24. Juli 2020
Der Landesbeauftragte für Datenschutz und Informationsfreiheit Baden-Württemberg hat mit Bescheid vom 25.06.2020 ein Bußgeld in Höhe von EUR 1,24 Mio. gegen die Allgemeine Ortskrankenkasse (AOK) verhängt. Anlass war die unzureichende Umsetzung von technischen und organisatorischen Maßnahmen. Bei der Bemessung des Bußgelds wurde insbesondere die Kooperationsbereitschaft der AOK sowie ihre gesetzliche Aufgabe als Krankenversicherer zugunsten der AOK berücksichtigt.
Ausweislich der Pressemitteilung des Landesbeauftragten für Datenschutz und Informationsfreiheit Baden-Württemberg („LfDI Baden-Württemberg“) veranstaltete die AOK Baden-Württemberg („AOK“) in den Jahren 2015 bis 2019 diverse Gewinnspiele. Mit ausdrücklicher Einwilligung der Gewinnspielteilnehmer sollten die dabei erhobenen Daten von der AOK auch zu Werbezwecken genutzt werden dürfen. Mithilfe von technischen und organisatorischen Maßnahmen („TOMs“) sollte sichergestellt werden, dass nur solche Gewinnspielteilnehmer zu Werbezwecken kontaktiert werden, die wirksam in die Datenverarbeitung eingewilligt haben. Tatsächlich wurden jedoch mehr als 500 Gewinnspielteilnehmer kontaktiert, die ihre Einwilligung nicht erteilt hatten.

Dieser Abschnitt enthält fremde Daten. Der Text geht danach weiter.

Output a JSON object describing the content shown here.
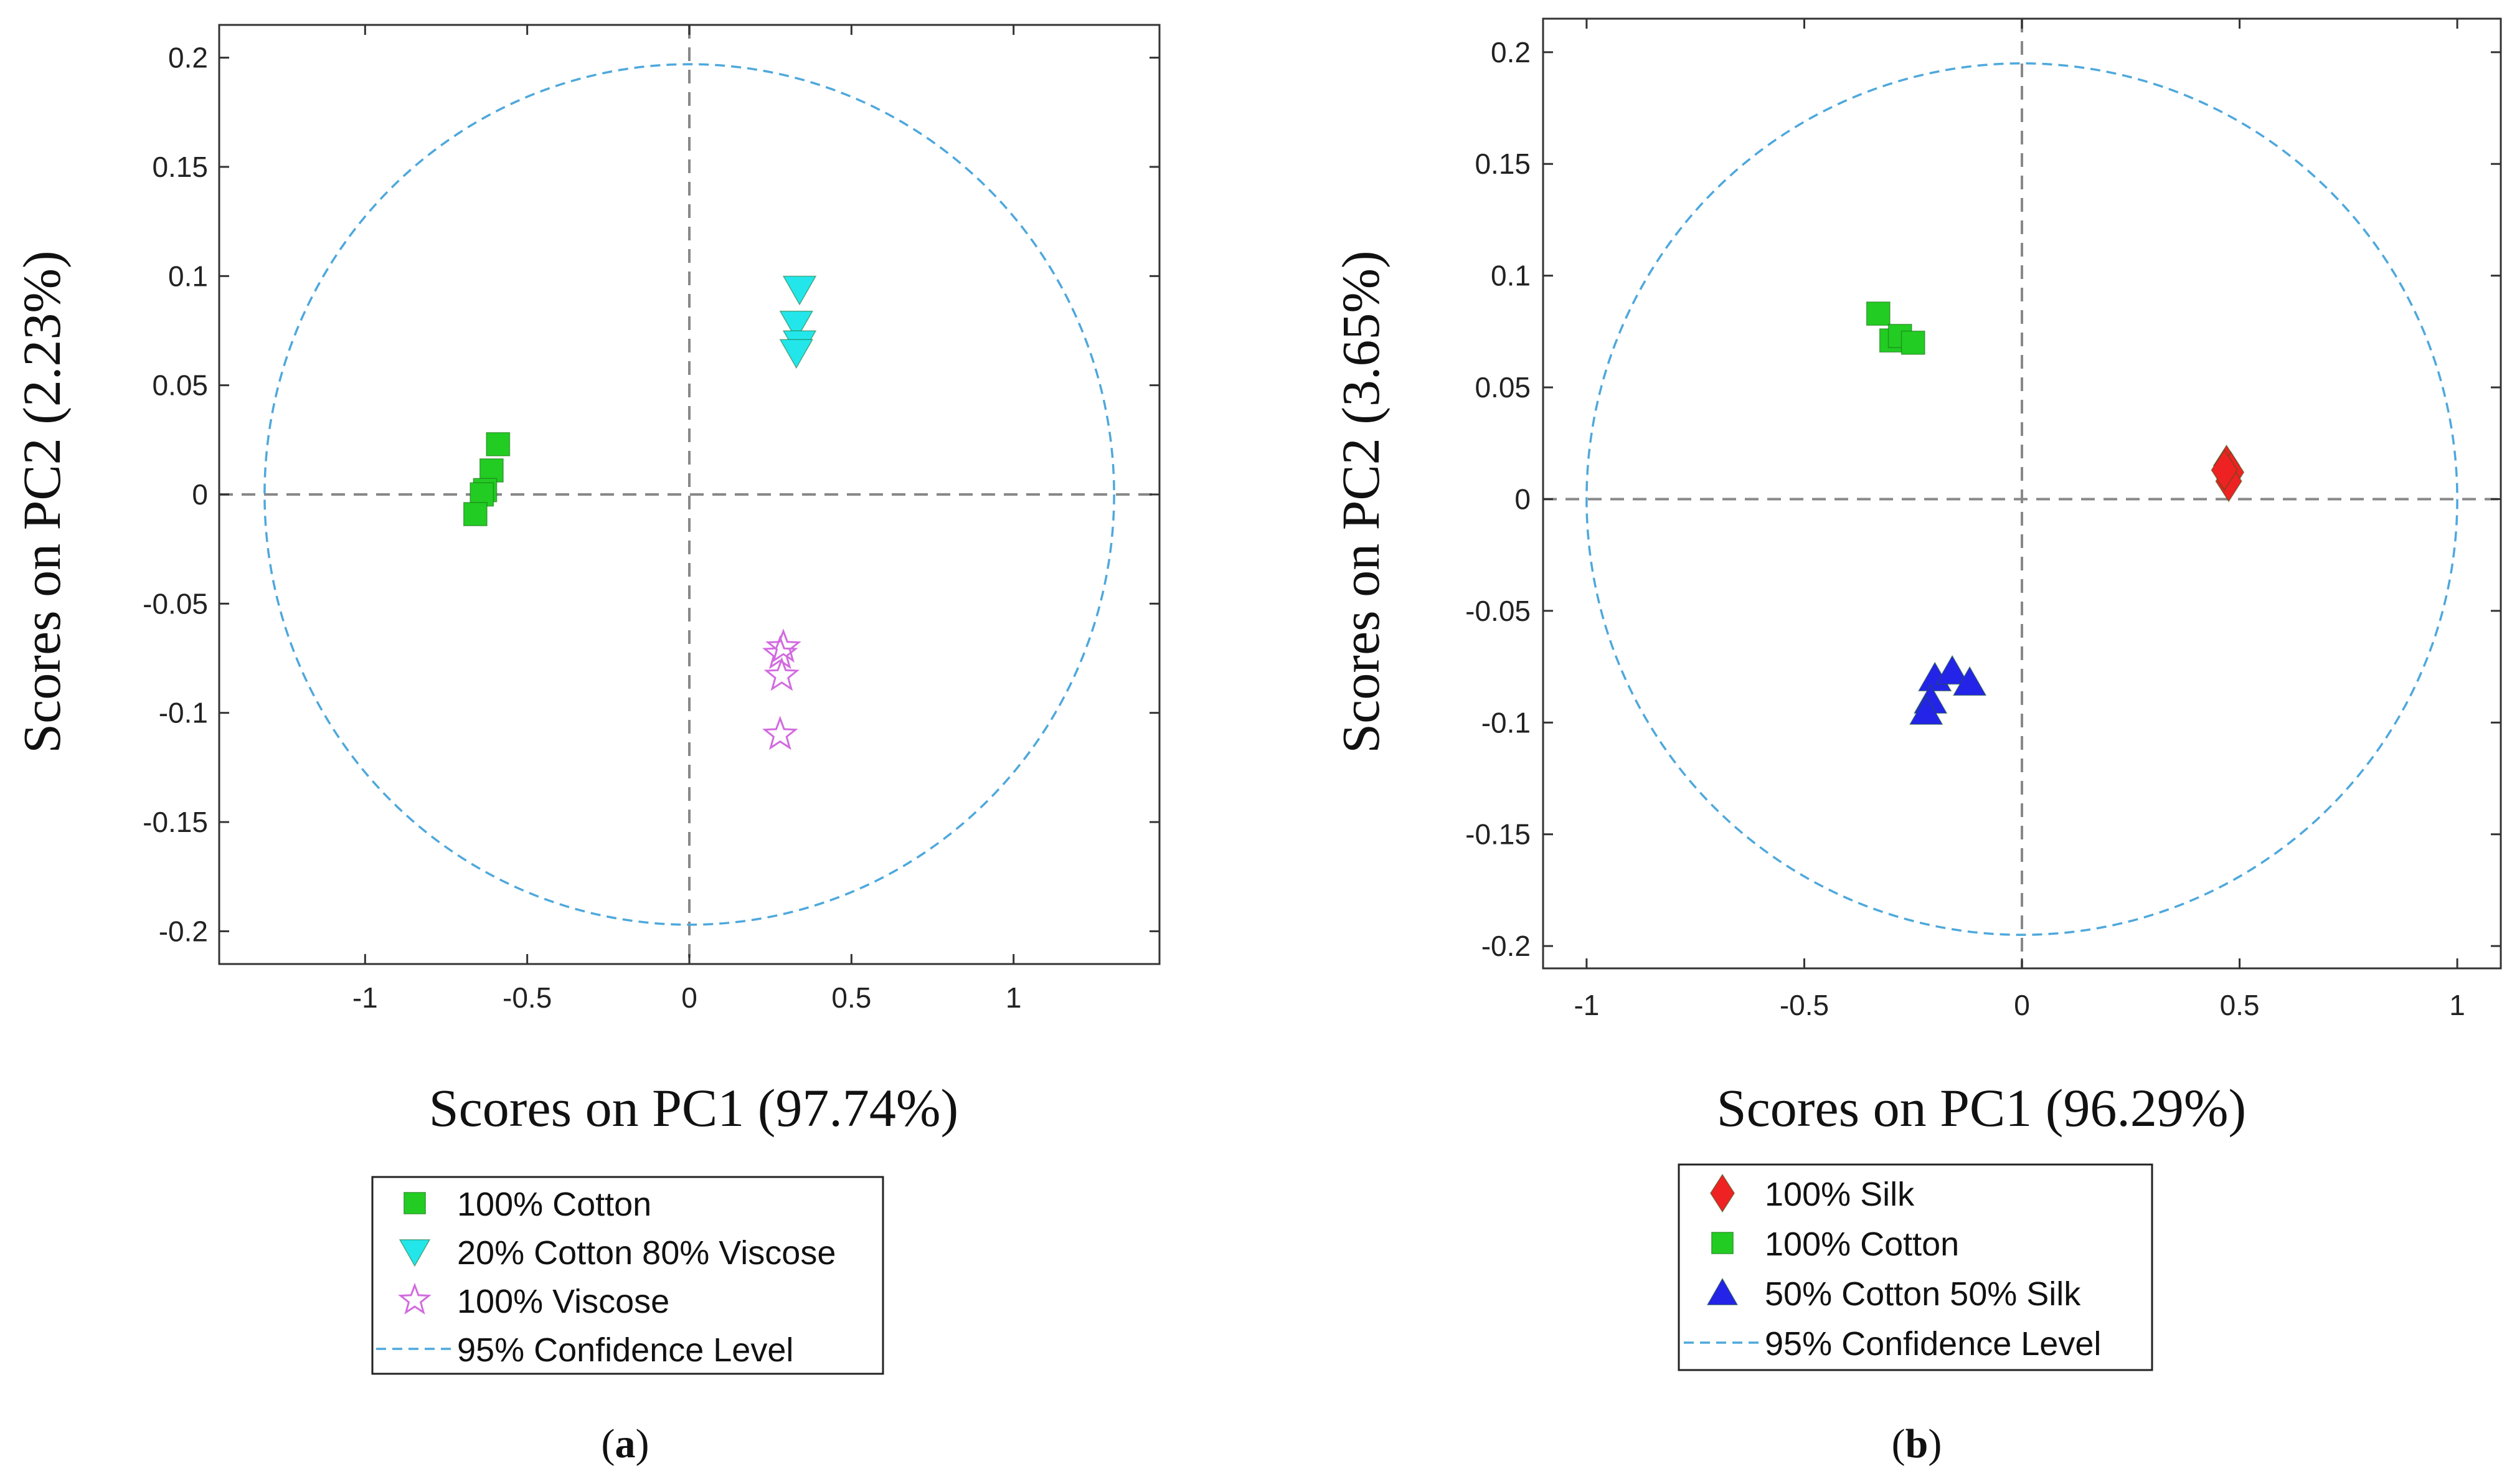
{
  "colors": {
    "cotton": "#22cc22",
    "blend_viscose": "#22e6ea",
    "viscose": "#d26be0",
    "silk": "#ee2222",
    "blend_silk": "#2424e8",
    "confidence": "#4ea8dc",
    "axis": "#333333",
    "zero_line": "#888888"
  },
  "chart_data": [
    {
      "type": "scatter",
      "panel_label": "a",
      "xlabel": "Scores on PC1 (97.74%)",
      "ylabel": "Scores on PC2 (2.23%)",
      "xlim": [
        -1.45,
        1.45
      ],
      "ylim": [
        -0.215,
        0.215
      ],
      "xticks": [
        -1,
        -0.5,
        0,
        0.5,
        1
      ],
      "xtick_labels": [
        "-1",
        "-0.5",
        "0",
        "0.5",
        "1"
      ],
      "yticks": [
        -0.2,
        -0.15,
        -0.1,
        -0.05,
        0,
        0.05,
        0.1,
        0.15,
        0.2
      ],
      "ytick_labels": [
        "-0.2",
        "-0.15",
        "-0.1",
        "-0.05",
        "0",
        "0.05",
        "0.1",
        "0.15",
        "0.2"
      ],
      "confidence_ellipse": {
        "label": "95% Confidence Level",
        "rx": 1.31,
        "ry": 0.197
      },
      "series": [
        {
          "name": "100% Cotton",
          "marker": "square",
          "color_key": "cotton",
          "x": [
            -0.59,
            -0.61,
            -0.63,
            -0.64,
            -0.66
          ],
          "y": [
            0.023,
            0.011,
            0.002,
            0.0,
            -0.009
          ]
        },
        {
          "name": "20% Cotton 80% Viscose",
          "marker": "triangle-down",
          "color_key": "blend_viscose",
          "x": [
            0.34,
            0.33,
            0.34,
            0.33
          ],
          "y": [
            0.094,
            0.078,
            0.069,
            0.065
          ]
        },
        {
          "name": "100% Viscose",
          "marker": "star",
          "color_key": "viscose",
          "x": [
            0.29,
            0.28,
            0.285,
            0.28
          ],
          "y": [
            -0.07,
            -0.073,
            -0.083,
            -0.11
          ]
        }
      ]
    },
    {
      "type": "scatter",
      "panel_label": "b",
      "xlabel": "Scores on PC1 (96.29%)",
      "ylabel": "Scores on PC2 (3.65%)",
      "xlim": [
        -1.1,
        1.1
      ],
      "ylim": [
        -0.21,
        0.215
      ],
      "xticks": [
        -1,
        -0.5,
        0,
        0.5,
        1
      ],
      "xtick_labels": [
        "-1",
        "-0.5",
        "0",
        "0.5",
        "1"
      ],
      "yticks": [
        -0.2,
        -0.15,
        -0.1,
        -0.05,
        0,
        0.05,
        0.1,
        0.15,
        0.2
      ],
      "ytick_labels": [
        "-0.2",
        "-0.15",
        "-0.1",
        "-0.05",
        "0",
        "0.05",
        "0.1",
        "0.15",
        "0.2"
      ],
      "confidence_ellipse": {
        "label": "95% Confidence Level",
        "rx": 1.0,
        "ry": 0.195
      },
      "series": [
        {
          "name": "100% Silk",
          "marker": "diamond",
          "color_key": "silk",
          "x": [
            0.47,
            0.48,
            0.475,
            0.465
          ],
          "y": [
            0.015,
            0.012,
            0.008,
            0.013
          ]
        },
        {
          "name": "100% Cotton",
          "marker": "square",
          "color_key": "cotton",
          "x": [
            -0.33,
            -0.3,
            -0.28,
            -0.25
          ],
          "y": [
            0.083,
            0.071,
            0.073,
            0.07
          ]
        },
        {
          "name": "50% Cotton 50% Silk",
          "marker": "triangle-up",
          "color_key": "blend_silk",
          "x": [
            -0.2,
            -0.16,
            -0.12,
            -0.21,
            -0.22
          ],
          "y": [
            -0.08,
            -0.077,
            -0.082,
            -0.09,
            -0.095
          ]
        }
      ]
    }
  ]
}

Gemäß Art. 32 der Datenschutz-Grundverordnung („DSGVO“) müssen geeignete technische und organisatorische Maßnahmen vom Verantwortlichen getroffen werden, um ein dem Risiko der Datenverarbeitung entsprechendes Datenschutzniveau zu gewährleisten. Die von der AOK ergriffenen Maßnahmen zum Datenschutz, wie zum Beispiel interne Richtlinien und Datenschutzschulungen, wurden nach Ansicht des LfDI Baden-Württemberg jedoch nur unzureichend umgesetzt.
Nach Bekanntwerden des Vorwurfs stellte die AOK sofort alle Werbemaßnahmen ein und untersuchte sämtliche Abläufe zu Werbezwecken aus datenschutzrechtlicher Sicht. Neben der Gründung einer Datenschutz-Task-Force für den Vertrieb wurden u.a. interne Prozesse und Kontrollstrukturen neu angepasst.
Das vom LfDI Baden-Württemberg verhängte Bußgeld in Höhe von EUR 1,24 Mio. bewegt sich im unteren Bereich der Möglichkeiten zur Bemessung von Bußgeldern. Gemäß Art. 83 Abs. 4 DSGVO können wegen unzureichender TOMs Bußgelder von bis zu EUR 10. Mio. bzw. 2% des weltweiten Jahresumsatzes verhängt werden. So wurde im Dezember 2019 zum Beispiel gegen den Telekommunikationsdienstleister 1&1 Telecom GmbH ein Bußgeld in Höhe von EUR 9,55 Mio. wegen unzureichender TOMs verhängt.
Bei der vom LfDI Baden-Württemberg vorgenommenen Bemessung des Bußgeldes gegen die AOK wurde insbesondere positiv berücksichtigt, dass nach Bekanntwerden der Vorfälle sofort sämtliche internen Abläufe überprüft und neu angepasst wurden. Zudem spielte die konstruktive Kooperation mit der Datenschutzbehörde eine wichtige Rolle. Ausdrücklich betont wurde außerdem, dass durch die Verhängung des Bußgelds die gesetzlichen Aufgaben der AOK als Krankenversicherer nicht gefährdet werden dürfen. Auch die gegenwärtigen Herausforderungen der Corona-Pandemie wurden bei der Bemessung des Bußgeldes berücksichtigt.
Das gegen die AOK verhängte Bußgeld verdeutlicht erneut, dass die Datenschutzbehörden in Deutschland nicht davor zurückschrecken, Datenschutzverstöße durch empfindliche und abschreckende Geldbußen zu ahnden. Als Orientierungshilfe zur Bemessung von Bußgeldern dient auch weiterhin das von der nationalen Datenschutzkonferenz (DSK) entwickelte Konzept zur Bußgeldzumessung. Besonderes Augenmerk verdient zudem der Umstand, dass die Datenschutzbehörden offenkundig der Reaktion des Verantwortlichen, sei es das sofortige Einstellen der beanstandeten Vorgänge oder eine transparente und umfassende Kooperation mit den Datenschutzbehörden, einen nicht zu unterschätzenden Stellenwert beimessen.